Pour certains spécialistes, ce mot aurait pu être un « mot-déclencheur« , implanté dans son subconscient dans le cadre d’une expérience de type `MK-Ultra`. Un mot qui, une fois entendu ou prononcé, déclenche une action ou une réaction particulière. C’est un concept central dans des films comme *Marathon Man* (1976), où la phrase « Is it safe ? » est un déclencheur.
Alors, William Tacher était-il un véritable voyageur temporel égaré, une victime du `gangstalking`, ou un pion involontaire du `Projet MK-Ultra` ? Ou les deux ? Ce mystère, avec ses ramifications vers le contrôle mental et les dimensions parallèles, continue de nous hanter. La vérité est peut-être plus étrange encore que la fiction.
Questions Fréquemment Posées
Q1 : Qui est Dan Rather et pourquoi est-il important dans cette histoire ?
R1 : Dan Rather est un journaliste américain légendaire, célèbre pour avoir présenté le journal du soir pendant 24 ans et couvert des événements historiques majeurs. Son agression en 1986, et la phrase mystérieuse « Kenneth, quelle est la fréquence ? », sont au cœur de l’intrigue et ont inspiré plusieurs œuvres culturelles.
Q2 : Qu’est-ce que le Projet MK-Ultra ?
R2 : Le `Projet MK-Ultra` était un programme de recherche secret et illégal mené par la CIA des années 1950 aux années 1970. Il visait à explorer les techniques de contrôle mental, de manipulation psychologique et d’interrogatoire, souvent par l’expérimentation de drogues et de produits chimiques sur des sujets humains, sans leur consentement.
Q3 : Quelle est la théorie la plus plausible concernant William Tacher et l’agression de Dan Rather ?
R3 : Il n’y a pas de théorie unanimement acceptée.

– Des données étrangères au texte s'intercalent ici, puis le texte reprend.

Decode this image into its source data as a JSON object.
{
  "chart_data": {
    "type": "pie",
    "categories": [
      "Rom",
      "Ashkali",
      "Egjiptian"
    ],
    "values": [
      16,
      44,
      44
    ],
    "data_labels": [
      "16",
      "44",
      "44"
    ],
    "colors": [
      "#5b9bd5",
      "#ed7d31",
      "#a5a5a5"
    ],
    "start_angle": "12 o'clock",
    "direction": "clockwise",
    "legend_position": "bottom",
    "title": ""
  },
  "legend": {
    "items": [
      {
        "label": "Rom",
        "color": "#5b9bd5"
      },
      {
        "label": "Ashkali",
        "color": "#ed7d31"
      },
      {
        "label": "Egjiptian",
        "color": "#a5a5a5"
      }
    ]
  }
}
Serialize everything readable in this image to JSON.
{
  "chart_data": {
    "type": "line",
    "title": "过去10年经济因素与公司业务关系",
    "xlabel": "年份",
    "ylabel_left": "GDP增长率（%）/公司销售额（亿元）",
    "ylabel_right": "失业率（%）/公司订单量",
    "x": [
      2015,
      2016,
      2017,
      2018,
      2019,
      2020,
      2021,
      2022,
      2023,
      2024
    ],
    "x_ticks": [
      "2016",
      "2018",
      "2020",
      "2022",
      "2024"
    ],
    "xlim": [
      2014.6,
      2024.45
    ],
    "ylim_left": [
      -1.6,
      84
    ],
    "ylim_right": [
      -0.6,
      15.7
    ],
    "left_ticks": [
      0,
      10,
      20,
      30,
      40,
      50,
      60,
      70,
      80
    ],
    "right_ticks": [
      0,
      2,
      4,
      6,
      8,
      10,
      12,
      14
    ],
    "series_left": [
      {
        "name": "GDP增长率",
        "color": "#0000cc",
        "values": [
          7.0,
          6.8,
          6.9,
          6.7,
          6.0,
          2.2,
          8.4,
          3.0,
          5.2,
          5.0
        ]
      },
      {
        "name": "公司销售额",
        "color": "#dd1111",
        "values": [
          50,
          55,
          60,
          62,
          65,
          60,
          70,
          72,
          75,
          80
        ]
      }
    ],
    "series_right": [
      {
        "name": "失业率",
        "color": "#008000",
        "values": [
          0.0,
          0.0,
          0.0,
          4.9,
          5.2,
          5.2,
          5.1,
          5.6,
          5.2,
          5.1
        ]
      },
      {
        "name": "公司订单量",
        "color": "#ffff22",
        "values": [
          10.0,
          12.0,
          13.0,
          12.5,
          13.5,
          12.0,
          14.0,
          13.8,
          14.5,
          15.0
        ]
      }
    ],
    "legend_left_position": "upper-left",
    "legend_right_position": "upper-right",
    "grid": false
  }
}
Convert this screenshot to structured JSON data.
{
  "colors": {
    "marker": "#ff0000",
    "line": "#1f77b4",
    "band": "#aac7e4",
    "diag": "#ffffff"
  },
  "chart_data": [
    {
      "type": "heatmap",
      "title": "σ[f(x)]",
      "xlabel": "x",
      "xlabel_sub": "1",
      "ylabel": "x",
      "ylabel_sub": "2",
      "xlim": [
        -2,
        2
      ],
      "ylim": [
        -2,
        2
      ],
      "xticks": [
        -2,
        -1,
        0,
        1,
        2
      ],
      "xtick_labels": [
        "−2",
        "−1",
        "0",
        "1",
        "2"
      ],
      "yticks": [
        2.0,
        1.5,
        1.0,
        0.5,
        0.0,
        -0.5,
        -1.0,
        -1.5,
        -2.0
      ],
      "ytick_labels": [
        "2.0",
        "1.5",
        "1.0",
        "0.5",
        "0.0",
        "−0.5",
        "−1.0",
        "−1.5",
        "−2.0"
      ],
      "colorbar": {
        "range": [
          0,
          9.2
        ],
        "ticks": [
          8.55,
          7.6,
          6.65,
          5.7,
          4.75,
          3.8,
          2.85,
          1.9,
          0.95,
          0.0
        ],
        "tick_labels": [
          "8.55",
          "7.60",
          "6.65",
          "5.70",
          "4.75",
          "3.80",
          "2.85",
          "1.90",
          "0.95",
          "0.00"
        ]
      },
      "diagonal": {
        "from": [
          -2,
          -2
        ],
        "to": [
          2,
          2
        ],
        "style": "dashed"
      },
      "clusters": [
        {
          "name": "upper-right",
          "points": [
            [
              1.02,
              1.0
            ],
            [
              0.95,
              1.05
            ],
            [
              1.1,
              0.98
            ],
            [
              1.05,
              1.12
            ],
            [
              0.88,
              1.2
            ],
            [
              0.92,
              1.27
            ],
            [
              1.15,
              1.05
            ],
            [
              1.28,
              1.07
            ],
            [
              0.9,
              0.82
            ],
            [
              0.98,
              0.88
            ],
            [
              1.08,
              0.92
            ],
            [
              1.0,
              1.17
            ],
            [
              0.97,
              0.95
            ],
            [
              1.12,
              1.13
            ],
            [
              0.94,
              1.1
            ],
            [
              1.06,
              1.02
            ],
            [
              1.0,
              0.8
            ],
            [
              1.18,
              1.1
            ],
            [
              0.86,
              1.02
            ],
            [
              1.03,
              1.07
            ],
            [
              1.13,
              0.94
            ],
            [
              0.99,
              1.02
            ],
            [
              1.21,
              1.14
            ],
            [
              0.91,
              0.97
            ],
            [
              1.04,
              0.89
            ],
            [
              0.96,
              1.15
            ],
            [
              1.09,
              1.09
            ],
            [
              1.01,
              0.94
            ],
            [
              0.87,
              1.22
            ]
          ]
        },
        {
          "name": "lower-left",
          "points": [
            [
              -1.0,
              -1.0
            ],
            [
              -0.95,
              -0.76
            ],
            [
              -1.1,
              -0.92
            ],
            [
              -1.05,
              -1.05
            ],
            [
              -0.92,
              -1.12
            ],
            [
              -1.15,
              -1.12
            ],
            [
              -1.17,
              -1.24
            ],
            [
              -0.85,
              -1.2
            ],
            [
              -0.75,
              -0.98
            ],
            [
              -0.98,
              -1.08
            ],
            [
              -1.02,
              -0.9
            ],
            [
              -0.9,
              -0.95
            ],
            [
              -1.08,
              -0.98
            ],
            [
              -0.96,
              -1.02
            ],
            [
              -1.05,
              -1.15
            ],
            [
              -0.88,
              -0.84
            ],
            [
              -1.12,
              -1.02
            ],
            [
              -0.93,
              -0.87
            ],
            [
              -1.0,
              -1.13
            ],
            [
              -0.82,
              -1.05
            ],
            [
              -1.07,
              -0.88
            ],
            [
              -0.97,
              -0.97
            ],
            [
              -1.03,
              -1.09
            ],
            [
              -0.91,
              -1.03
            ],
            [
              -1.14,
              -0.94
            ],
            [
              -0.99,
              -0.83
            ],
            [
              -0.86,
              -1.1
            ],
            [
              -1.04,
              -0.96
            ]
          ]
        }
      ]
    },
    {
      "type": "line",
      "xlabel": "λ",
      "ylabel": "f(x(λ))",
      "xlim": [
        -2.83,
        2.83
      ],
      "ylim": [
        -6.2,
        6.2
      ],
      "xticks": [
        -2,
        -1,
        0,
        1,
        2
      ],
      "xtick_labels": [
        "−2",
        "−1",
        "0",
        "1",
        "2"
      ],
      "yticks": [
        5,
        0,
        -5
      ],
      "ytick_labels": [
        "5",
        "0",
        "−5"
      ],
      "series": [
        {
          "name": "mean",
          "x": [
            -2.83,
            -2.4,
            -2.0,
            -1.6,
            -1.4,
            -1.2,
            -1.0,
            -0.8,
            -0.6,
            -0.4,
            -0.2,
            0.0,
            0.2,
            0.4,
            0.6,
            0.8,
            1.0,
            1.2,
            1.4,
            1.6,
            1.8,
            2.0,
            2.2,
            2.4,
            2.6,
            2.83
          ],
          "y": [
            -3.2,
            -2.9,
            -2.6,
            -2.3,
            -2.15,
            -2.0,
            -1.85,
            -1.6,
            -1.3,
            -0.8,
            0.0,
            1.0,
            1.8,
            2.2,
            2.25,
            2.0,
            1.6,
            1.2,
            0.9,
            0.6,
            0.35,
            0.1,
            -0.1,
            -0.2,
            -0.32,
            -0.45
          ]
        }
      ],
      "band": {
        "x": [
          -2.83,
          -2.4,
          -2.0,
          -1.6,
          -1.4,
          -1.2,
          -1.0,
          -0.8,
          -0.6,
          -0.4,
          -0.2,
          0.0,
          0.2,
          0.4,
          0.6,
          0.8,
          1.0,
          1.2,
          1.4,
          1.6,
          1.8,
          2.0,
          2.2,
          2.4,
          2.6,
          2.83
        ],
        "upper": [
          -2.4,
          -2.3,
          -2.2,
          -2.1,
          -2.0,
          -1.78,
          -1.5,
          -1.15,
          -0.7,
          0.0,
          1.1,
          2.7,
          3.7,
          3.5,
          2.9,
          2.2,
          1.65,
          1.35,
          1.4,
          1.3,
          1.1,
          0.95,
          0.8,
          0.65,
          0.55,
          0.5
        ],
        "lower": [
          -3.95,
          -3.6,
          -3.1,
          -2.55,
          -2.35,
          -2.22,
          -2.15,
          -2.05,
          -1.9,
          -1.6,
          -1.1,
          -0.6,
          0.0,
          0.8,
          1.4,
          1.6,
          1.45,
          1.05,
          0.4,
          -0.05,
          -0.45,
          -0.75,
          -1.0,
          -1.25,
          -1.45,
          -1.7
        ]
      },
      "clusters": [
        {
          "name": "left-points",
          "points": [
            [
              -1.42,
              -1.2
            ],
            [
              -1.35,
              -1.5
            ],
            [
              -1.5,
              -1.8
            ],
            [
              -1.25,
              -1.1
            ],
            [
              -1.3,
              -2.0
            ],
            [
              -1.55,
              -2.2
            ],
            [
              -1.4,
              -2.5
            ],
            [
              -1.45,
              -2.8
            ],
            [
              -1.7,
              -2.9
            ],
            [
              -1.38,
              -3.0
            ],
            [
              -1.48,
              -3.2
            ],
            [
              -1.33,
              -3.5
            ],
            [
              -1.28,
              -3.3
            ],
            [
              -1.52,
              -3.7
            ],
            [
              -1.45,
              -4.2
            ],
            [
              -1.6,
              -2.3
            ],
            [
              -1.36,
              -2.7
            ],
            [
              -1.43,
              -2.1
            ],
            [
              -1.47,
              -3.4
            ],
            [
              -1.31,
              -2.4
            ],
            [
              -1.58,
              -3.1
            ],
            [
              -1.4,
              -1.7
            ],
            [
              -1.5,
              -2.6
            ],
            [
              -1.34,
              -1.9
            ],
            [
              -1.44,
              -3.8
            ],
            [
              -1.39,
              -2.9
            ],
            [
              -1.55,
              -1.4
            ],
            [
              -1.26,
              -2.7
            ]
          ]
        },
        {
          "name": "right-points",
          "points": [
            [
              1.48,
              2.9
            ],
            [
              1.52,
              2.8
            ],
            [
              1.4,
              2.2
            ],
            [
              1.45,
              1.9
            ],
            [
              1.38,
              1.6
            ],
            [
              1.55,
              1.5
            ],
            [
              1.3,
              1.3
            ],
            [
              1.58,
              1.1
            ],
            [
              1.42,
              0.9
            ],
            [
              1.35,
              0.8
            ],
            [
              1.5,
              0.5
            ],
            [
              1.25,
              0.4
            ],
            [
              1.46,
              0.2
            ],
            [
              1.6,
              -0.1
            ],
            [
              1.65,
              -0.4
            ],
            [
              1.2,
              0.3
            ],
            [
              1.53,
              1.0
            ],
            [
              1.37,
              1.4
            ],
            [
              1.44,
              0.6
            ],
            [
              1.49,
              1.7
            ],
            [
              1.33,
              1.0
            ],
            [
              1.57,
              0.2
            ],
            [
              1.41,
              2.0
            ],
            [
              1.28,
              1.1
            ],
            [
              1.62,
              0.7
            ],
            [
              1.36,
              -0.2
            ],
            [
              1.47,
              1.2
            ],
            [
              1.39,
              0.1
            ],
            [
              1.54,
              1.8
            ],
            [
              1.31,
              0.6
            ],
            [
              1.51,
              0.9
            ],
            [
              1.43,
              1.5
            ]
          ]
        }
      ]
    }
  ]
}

Les explications varient entre son récit de voyageur temporel (peu crédible scientifiquement), l’hypothèse qu’il ait été victime de « gangstalking » (harcèlement organisé poussant au délire), ou même qu’il ait été un sujet involontaire d’expériences de contrôle mental de type `MK-Ultra`, notamment en lien avec le mot « Courage » prononcé par `Dan Rather`.